If you're using Rails 4 style scopes which require a callable block (e.g., lambda) that doesn't take any args you'll run into some trouble with Brainstem. Example:
Say I have a Rails 3 style scope that looks like this:
scope :current, where(:current => true)
This works fine if I want to send a request for entities in that scope:
GET /coolsite/api/v1?current=true
But say I convert it to a Rails 4 style scope with a lambda:
scope :current, -> { where(:current => true) }
This will cause things to explode with Exception: wrong number of arguments (1 for 0)
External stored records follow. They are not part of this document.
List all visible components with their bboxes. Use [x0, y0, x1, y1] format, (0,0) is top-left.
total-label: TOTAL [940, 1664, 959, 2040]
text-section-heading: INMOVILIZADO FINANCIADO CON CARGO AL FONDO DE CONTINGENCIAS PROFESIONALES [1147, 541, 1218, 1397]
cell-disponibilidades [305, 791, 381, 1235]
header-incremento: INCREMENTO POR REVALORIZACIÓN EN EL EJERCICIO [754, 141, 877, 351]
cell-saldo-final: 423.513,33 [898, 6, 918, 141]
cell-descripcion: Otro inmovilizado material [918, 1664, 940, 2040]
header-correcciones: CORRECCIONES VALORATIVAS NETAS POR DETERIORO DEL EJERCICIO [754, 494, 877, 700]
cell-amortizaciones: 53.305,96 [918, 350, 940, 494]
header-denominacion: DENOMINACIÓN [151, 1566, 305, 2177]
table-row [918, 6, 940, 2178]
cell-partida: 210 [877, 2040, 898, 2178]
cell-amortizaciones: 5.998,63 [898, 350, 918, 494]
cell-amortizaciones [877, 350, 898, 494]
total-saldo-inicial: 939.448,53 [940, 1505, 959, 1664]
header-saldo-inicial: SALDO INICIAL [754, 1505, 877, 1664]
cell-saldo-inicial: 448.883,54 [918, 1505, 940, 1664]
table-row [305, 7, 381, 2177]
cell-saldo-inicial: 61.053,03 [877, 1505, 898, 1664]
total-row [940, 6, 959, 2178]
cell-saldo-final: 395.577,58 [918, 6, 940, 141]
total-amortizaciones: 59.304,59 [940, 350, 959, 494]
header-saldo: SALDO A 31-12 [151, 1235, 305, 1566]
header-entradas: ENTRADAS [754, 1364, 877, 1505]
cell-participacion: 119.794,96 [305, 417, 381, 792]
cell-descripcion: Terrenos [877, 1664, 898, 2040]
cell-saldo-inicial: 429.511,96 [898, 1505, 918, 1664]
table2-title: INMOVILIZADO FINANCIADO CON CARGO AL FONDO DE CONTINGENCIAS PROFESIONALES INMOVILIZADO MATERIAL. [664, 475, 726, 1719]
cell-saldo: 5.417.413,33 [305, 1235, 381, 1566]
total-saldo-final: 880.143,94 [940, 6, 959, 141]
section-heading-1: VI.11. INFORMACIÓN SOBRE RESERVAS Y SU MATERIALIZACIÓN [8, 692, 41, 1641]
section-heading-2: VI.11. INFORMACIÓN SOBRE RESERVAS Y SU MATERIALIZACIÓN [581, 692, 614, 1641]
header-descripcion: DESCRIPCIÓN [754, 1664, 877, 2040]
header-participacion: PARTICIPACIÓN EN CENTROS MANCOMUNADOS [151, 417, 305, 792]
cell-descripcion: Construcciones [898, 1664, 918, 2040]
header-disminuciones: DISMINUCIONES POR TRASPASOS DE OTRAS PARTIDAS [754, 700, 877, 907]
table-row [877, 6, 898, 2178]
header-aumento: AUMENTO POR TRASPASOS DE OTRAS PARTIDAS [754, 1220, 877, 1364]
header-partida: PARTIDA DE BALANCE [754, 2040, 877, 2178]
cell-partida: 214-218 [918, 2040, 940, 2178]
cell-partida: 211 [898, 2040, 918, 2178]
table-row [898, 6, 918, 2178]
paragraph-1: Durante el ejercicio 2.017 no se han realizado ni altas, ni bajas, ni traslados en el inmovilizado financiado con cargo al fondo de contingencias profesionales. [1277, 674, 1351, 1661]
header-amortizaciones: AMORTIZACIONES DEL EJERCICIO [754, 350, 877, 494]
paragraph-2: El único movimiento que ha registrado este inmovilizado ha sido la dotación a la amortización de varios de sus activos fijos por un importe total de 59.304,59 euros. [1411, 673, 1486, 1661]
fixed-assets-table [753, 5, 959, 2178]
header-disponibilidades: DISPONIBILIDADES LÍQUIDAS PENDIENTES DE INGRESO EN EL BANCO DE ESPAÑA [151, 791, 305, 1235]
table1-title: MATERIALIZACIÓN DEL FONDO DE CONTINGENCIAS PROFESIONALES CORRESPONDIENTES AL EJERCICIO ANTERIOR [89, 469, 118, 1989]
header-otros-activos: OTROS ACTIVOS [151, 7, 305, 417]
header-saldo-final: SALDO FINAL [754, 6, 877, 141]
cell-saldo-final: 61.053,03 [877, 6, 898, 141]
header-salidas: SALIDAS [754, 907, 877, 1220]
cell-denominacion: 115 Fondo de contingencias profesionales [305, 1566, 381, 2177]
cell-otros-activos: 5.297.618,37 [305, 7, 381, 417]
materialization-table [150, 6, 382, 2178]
because of how PresenterCollection.run_filters
works. It will extract "true" as an argument that you want to pass to the scope, and call it with scope = scope.send(filter_name, arg)
(passing in true
as the arg
). And since the scope doesn't take an argument, we get screamed at.
I've been thinking about this, and I cannot come up with a good solution to this. The problem is that there's no good way for Brainstem to actually know (that I'm aware of) that I didn't want to pass an argument to that lambda.
The other option is to refactor any lambda's that are interacting w/Brainstem to include an optional arg. e.g., rewrite that scope as scope :current, ->(current=true) { where(:current => current) }
. I don't like this because it requires somebody interacting with Brainstem to refactor their code because of its internal behavior (leaky abstraction).
If there's some Ruby magic that would allow Brainstem to introspect the scope and see if it's a lambda that accepts 0 arguments (and then just call scope = scope.send(filter_name)
in PresenterCollection.run_filters
) that would be best, I think. I haven't figured out if that's possible yet, but I'll look into it.
I've been messing around with scope.method(filter_name)
but with no luck. .arity
always returns -1 and .parameters
is also not helpful. Hoping there's some other type of introspection that could help here.